Two seconds afterwards there was a stunning report and a blinding flash, apparently from beneath the car. It spun round and round like a teetotum, then fell over to one side with a crash.
For a few moments the three men were too much shaken to move. In the consciousness of them all those moments were a blank. They lay on the roadside where they had been thrown, like dead men. Then they realised with a shock of surprise that they were alive. Pariset was up first. Before he had time to stagger to the others, Kenneth sprang to his feet. Granger moved more slowly, and when he too stood erect, it was seen that his false beard was gone.
"I feel cold," he said, touching his chin, and smiling, though he was pale as death.
They glanced at the car. The off front wheel had disappeared; the off hind wheel was buckled; the bonnet and radiator were a mass of twisted iron. It was a complete wreck.
A shell bursting little more than a hundred yards away warned them to be gone, and they started to run towards the fort.
"Hellwig!" exclaimed Kenneth suddenly.
They ran back. The spy, the man whom the Kaiser delighted to honour, lay huddled in the bottom of the car, under the machine gun. It had broken his neck.
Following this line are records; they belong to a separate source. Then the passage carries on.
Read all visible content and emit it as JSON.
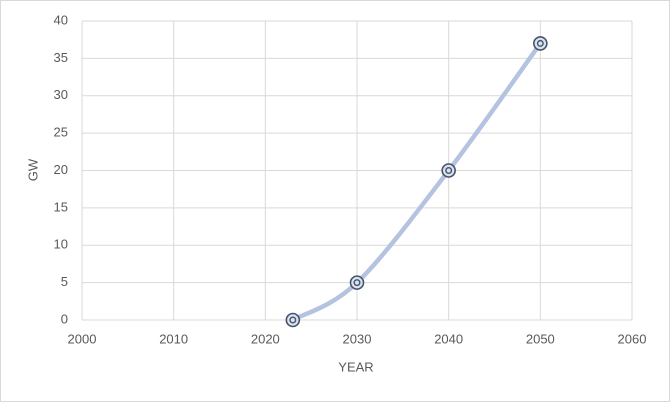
{
  "chart_data": {
    "type": "scatter-smooth",
    "x_label": "YEAR",
    "y_label": "GW",
    "x": [
      2023,
      2030,
      2040,
      2050
    ],
    "series": [
      {
        "color": "#b4c3e0",
        "marker_color": "#44546a",
        "values": [
          0,
          5,
          20,
          37
        ]
      }
    ],
    "xlim": [
      2000,
      2060
    ],
    "xticks": [
      2000,
      2010,
      2020,
      2030,
      2040,
      2050,
      2060
    ],
    "ylim": [
      0,
      40
    ],
    "yticks": [
      0,
      5,
      10,
      15,
      20,
      25,
      30,
      35,
      40
    ],
    "grid": true
  }
}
"Poor devil!" murmured Granger.
They turned hastily, and ran on silently, each thinking his own thoughts. Pariset was the least concerned at Hellwig's fate. To him Hellwig was merely a German and a spy, who had met with his deserts. Granger, whatever his private animus against Hellwig, could not but remember that they were members of one profession, who faced the same perils and might suffer the same end. Kenneth was the most deeply affected. He had disliked Hellwig, and had the average Englishman's contempt and hatred of spying. It was the one thing that alloyed his liking for Granger. But, as he said to Pariset afterwards:
"If there must be spying, and I suppose there must, it is something to spy like a gentleman, and that I am sure Granger does."